|Courtesy: Jeremy Haun|
How I wish that President Obama were visiting the little corner of the world where I grew up because someone there had finally found a cure for cancer, or won the Nobel peace prize, or earned a sports championship. I wish I could celebrate from afar, instead of grieving. Instead, this city that rarely gets mentioned on national news is the site of our nation's deadliest tornado in recent history. I do appreciate that our President will take time to see for himself just how devastated Joplin, Missouri truly is and try to offer comfort to victims and families. The Joplin community is planning a Sunday memorial service.
It was with great relief and thankfulness that I heard my brother-in-law's voice on the phone after the tornado had hit last Sunday night , confirming that all of the immediate family shared by him and my sister were safe and sound. Over the past week, it's also been good to see messages from friends and neighbors I grew up with, letting people know they came through unscathed. Far too many of those who are "okay" lost their homes, and a sense of shock still seems to overshadow their everyday lives. I can't even imagine how families who've lost their beloved children or are still looking for loved ones must be coping. It hurts to see Southwest Missourians suffering like this, even if I didn't know all the victims personally. Like many who've moved away from their hometown area (I'm from rural Missouri, so Joplin was the big city where we went to shop at the mall), there will always be a connection.
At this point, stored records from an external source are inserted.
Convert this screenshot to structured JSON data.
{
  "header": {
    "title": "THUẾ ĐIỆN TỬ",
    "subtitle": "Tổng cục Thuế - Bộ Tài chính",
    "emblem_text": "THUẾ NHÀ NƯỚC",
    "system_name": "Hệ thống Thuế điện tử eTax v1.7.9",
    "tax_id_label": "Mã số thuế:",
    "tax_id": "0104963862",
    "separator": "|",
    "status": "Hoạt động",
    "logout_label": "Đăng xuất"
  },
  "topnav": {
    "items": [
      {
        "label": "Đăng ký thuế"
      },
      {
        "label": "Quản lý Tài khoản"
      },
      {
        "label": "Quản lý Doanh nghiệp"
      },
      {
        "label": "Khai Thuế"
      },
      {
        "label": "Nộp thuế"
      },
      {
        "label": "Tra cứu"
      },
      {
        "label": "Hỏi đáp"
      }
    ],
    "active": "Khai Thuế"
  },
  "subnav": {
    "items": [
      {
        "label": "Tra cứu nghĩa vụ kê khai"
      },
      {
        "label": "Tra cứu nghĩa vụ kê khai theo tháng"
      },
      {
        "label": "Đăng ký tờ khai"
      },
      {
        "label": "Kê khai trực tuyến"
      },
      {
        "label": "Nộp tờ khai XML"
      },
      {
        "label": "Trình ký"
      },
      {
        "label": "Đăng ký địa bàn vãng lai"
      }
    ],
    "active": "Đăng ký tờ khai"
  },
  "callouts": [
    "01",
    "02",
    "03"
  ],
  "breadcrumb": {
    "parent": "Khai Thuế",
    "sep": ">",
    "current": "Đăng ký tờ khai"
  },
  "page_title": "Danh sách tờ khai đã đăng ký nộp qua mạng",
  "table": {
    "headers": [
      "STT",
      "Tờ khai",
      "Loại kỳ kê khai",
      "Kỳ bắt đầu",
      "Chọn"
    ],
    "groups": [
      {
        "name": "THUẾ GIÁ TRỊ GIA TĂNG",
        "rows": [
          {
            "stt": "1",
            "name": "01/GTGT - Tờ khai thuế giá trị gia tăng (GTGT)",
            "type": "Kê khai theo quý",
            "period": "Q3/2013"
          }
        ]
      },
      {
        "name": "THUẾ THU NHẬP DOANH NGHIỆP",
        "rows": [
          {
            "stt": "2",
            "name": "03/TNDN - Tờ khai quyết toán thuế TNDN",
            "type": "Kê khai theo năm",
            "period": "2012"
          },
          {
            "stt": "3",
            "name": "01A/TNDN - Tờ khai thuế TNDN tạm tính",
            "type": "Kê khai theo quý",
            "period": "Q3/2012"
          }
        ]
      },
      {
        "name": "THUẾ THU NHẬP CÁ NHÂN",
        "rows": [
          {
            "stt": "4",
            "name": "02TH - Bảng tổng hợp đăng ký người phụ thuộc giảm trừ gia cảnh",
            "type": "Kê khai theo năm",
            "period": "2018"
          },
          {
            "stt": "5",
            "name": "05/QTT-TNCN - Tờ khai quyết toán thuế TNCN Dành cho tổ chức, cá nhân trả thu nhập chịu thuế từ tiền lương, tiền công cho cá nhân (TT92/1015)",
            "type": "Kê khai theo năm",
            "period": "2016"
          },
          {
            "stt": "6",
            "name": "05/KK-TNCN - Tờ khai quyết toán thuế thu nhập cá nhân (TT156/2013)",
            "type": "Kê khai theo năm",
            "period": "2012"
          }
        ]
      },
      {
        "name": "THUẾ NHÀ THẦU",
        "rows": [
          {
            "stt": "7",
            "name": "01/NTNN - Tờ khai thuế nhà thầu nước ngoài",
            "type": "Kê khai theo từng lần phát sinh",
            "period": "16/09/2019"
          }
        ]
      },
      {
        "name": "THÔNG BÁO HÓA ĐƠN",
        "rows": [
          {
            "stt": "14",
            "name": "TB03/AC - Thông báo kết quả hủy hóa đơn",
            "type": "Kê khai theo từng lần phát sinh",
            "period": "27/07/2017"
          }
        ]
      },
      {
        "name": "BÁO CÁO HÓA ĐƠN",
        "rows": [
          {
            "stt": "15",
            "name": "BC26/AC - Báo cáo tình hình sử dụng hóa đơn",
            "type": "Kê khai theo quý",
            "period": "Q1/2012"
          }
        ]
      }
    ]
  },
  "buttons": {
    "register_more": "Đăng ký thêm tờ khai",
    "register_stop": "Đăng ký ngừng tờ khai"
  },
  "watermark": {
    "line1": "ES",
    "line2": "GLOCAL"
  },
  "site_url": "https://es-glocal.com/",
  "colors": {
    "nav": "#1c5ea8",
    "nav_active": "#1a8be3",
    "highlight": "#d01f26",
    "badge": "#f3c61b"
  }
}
The best local blogging I've seen about the tragedy is from Joplin teacher Randy Turner
. He seems to be getting the latest facts as quickly as any other media outlets. His reporting includes the essentials in such a tragedy as this, like the first, partial list naming those who'd been killed, finally made public over the weekend.
The city of Joplin is maintaining an effort to keep the community organized in this chaotic time, with its Tornado Information Page.
The Joplin Globe's
reporting includes detailed information about how to return medical records strewn for miles away from the wind-ravaged St. John's hospital. Facebook participants are trying to return family photographs found as far away as Springfield, more than 70 miles away.
How did this happen, why Southwest Missouri, and how did some barely avoid becoming victims themselves? Read my nephew, Jeremy Haun's chilling first-person account
of how his family didn't even realize at first that they were racing against the monstrous tornado. As a professional graphic novel artist, he's accustomed to art with shock value. This was all too real for the guy who's really a family man and softy at heart.
A friend introduced me to counselor Brian Fidler's new blog
where he has begun writing his impressions of this tragedy. I think Fidler has some understanding of the things I'm sensing from afar. There are wonderful expressions of neighborliness, kindness and faith going on, as victims help each other and as thousands of emergency workers and volunteers do what they can to help. Many who survived are working toward goals of securing housing and getting back to their regular jobs. Yet, even the "okay" are not okay, and they'll need lots of prayers and support for a very long time.